ヴェラをモラクスと戦わせるのではなく、モラクスの自爆に巻き込ませることを。








「遅い。遅い遅い遅い! 虫が止まりそうだわ!」


飛び回るアンドラスは、少しも速度を落とすことなく爪を振るう。


人間ならあまりの速度に目が追いつかないが、悪魔であるアンドラスは違う。


風のような速度を維持したまま、敵を切り殺すことが出来る。


「ぐあああ…!」


腹を切り裂かれたオズワルドの悲鳴が上がる。


甚振るように少しずつ切り裂いていたが、今回は重傷だ。


致命傷とまでは言わないが、もう戦いは無理だろう。


(…コレで、終わりね)


バジリオを狙わず、執拗にオズワルドを狙ったのは彼が戦力の要だから。


上級法術を操る彼さえ仕留めれば、もうバジリオは何も出来ない。


何故なら彼は指揮官であって、戦士ではないから。


「ふふ、ふふふ…」


「ッ!」


嘲笑を浮かべながらアンドラスはバジリオへ向かう。


オズワルドに意識を向けていた彼は、あっさりとアンドラスに捕まった。


「捕まえた。随分とコケにしてくれたわね」


「…ッ!」


掴んだバジリオの手を強く握ると、バジリオの顔が苦痛に歪んだ。


骨が折れたのかも知れない。


「このまま握り潰すのは簡単だけど、それでは私の気が晴れない! お前は徹底的に甚振って、殺してくれと懇願してから殺すわ!」


アンドラスはかつてない程の怒りを浮かべて叫ぶ。


ただでは殺さない。


肉体も精神も嬲り殺してやる。


「そうね。肉体を痛めつける前に洗脳して、法王に差し向けるのも良いわね。殺すにしても、殺されるにしても、面白い喜劇になるでしょう!」


「………」


「お前達の口にする絆や信頼など、この程度。

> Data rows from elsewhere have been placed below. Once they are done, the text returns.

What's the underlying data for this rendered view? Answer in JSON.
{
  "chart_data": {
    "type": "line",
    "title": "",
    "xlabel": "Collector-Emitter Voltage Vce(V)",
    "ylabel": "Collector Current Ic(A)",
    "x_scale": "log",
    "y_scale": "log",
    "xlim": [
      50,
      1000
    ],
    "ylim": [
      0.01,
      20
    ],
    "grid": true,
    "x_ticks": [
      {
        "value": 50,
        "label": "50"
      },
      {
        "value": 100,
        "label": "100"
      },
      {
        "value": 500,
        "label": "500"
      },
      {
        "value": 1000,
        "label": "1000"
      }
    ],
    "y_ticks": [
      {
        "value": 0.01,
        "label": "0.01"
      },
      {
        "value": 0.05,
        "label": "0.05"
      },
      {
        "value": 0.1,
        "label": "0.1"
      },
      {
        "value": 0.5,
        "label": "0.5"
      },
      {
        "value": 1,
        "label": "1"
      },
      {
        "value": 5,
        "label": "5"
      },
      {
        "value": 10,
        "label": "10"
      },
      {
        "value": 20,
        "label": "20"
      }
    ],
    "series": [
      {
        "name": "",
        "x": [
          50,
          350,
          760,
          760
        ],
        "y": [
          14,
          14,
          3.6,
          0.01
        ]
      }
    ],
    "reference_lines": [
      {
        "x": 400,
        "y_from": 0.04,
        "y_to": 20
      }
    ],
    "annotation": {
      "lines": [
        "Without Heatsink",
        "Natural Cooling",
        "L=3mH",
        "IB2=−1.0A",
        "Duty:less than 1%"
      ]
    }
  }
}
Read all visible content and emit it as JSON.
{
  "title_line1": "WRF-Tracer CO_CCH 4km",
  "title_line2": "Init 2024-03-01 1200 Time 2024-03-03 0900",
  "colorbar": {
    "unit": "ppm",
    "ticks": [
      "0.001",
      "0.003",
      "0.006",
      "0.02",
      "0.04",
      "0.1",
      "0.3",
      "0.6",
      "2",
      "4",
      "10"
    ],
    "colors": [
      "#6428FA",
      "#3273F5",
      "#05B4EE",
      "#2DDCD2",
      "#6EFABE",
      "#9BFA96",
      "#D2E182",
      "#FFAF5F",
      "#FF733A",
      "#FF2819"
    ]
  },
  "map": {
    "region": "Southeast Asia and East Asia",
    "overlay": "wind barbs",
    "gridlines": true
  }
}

私の手に掛かれば、簡単に粉々に出来るのよ!」


叫びながらアンドラスはバジリオを掴んでいない方の爪を振るう。


バジリオの身体に新しい傷が走った。


「ハッ、敵に見つかる指揮官は無能ね。駒がいなければ、自分の身を守ることも出来ない!」


「…違う」


痛みに呻きながら、バジリオは声を上げた。


その白金色の眼が、真っ直ぐアンドラスを射抜く。


「一流の指揮官は、自身さえも駒の一つとして扱うものだ」


ガシッとバジリオはボロボロの両手でアンドラスの身体を掴んだ。


まるで動きを封じるように。


命令コマンド『全力を尽くせ』」


その口から放たれるのは、一つの命令。


その眼が見つめる先にいるのは、最後の弟子。


天罰の章(ネメジス)。第一節展開!」


「ッ! 離しなさい!」


気付いたアンドラスが暴れるが、もう遅い。


アンドラスの死角に立っていたセシールの手から、青白い雷が放たれる。


「『聖光』」


それは、バジリオごとアンドラスの胸を貫いた。